CONCLUSION.
Childéric régna glorieusement sur un peuple dont il assura le bonheur. Le comte Pol, qui obtint dans les Gaules le commandement confié à Egidius, ayant voulu troubler la paix de ses états, fut battu complètement, et forcé de se retirer à Soissons. Bazine, sur le trône, se montra toujours sensible au malheur, douce, bienfaisante, accessible aux infortunés; elle eût consolé le roi de ses disgrâces, s'il en eût éprouvé, elle ajouta à son bonheur; de cet hymen heureux naquirent la superbe Audeflède, épouse célèbre de Théodoric, roi des Ostrogoths, et le fameux Clovis, si digne des grands rois qui l'avoient précédé, et des rois plus grands encore qui lui succédèrent: heureux époux de la belle Clothilde, il fut le premier roi chrétien, et par la défaite de Siagrius, général romain, et la prise de Soissons, mit fin à l'empire des Romains dans les Gaules. Les Français, l'an 510, c'est-à-dire quatre-vingt-dix ans après l'entrée de Pharamond dans les Gaules, possédoient déjà toutes les provinces situées entre le Rhin, la Seine et la Loire. D'aussi rapides, d'aussi immenses conquêtes ont étonné l'univers jusqu'au moment où un nouveau génie, rallumant les feux indomptables de cette nation belliqueuse, laissa à peine à la renommée le tems de redire ses triomphes!

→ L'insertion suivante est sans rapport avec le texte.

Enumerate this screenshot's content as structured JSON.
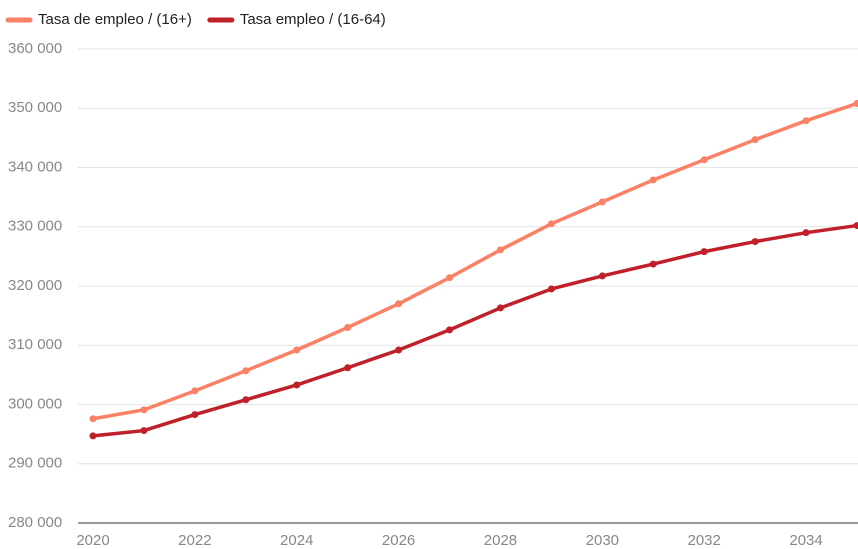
{
  "chart_data": {
    "type": "line",
    "x": [
      2020,
      2021,
      2022,
      2023,
      2024,
      2025,
      2026,
      2027,
      2028,
      2029,
      2030,
      2031,
      2032,
      2033,
      2034,
      2035
    ],
    "series": [
      {
        "name": "Tasa de empleo / (16+)",
        "color": "#fa8066",
        "values": [
          297600,
          299100,
          302300,
          305700,
          309200,
          313000,
          317000,
          321400,
          326100,
          330500,
          334200,
          337900,
          341300,
          344700,
          347900,
          350800
        ]
      },
      {
        "name": "Tasa empleo / (16-64)",
        "color": "#c0202a",
        "values": [
          294700,
          295600,
          298300,
          300800,
          303300,
          306200,
          309200,
          312600,
          316300,
          319500,
          321700,
          323700,
          325800,
          327500,
          329000,
          330200
        ]
      }
    ],
    "xlim": [
      2020,
      2035
    ],
    "xticks": [
      2020,
      2022,
      2024,
      2026,
      2028,
      2030,
      2032,
      2034
    ],
    "ylim": [
      280000,
      360000
    ],
    "yticks": [
      {
        "value": 280000,
        "label": "280 000"
      },
      {
        "value": 290000,
        "label": "290 000"
      },
      {
        "value": 300000,
        "label": "300 000"
      },
      {
        "value": 310000,
        "label": "310 000"
      },
      {
        "value": 320000,
        "label": "320 000"
      },
      {
        "value": 330000,
        "label": "330 000"
      },
      {
        "value": 340000,
        "label": "340 000"
      },
      {
        "value": 350000,
        "label": "350 000"
      },
      {
        "value": 360000,
        "label": "360 000"
      }
    ],
    "grid": true,
    "legend": "top-left"
  }
}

Viomade, que Bazine avoit nommé son père, en eut tous les droits, en inspira tous les sentimens. Berthilie resta près de la reine, et aima toujours Eginard avec la plus vive passion; elle eut quelques momens de jalousie, mais très-courts, et dont son époux sut bien la consoler. Elénire conserva sa pureté, sa douceur et l'amour de Valamir. Eusèbe fut honorée à la cour; la reine l'aima toujours tendrement. Théobard retourna en Thuringe, mais il finit par se fixer près de sa fille. Tournay eut la gloire de conserver ses rois: ce fut l'an 1653 que l'on y découvrit le tombeau de Childéric, de ce prince dont l'étonnante destinée fut agitée dès sa naissance, et qui reçut du malheur ces leçons ineffaçables qui font les grands rois et les grands hommes.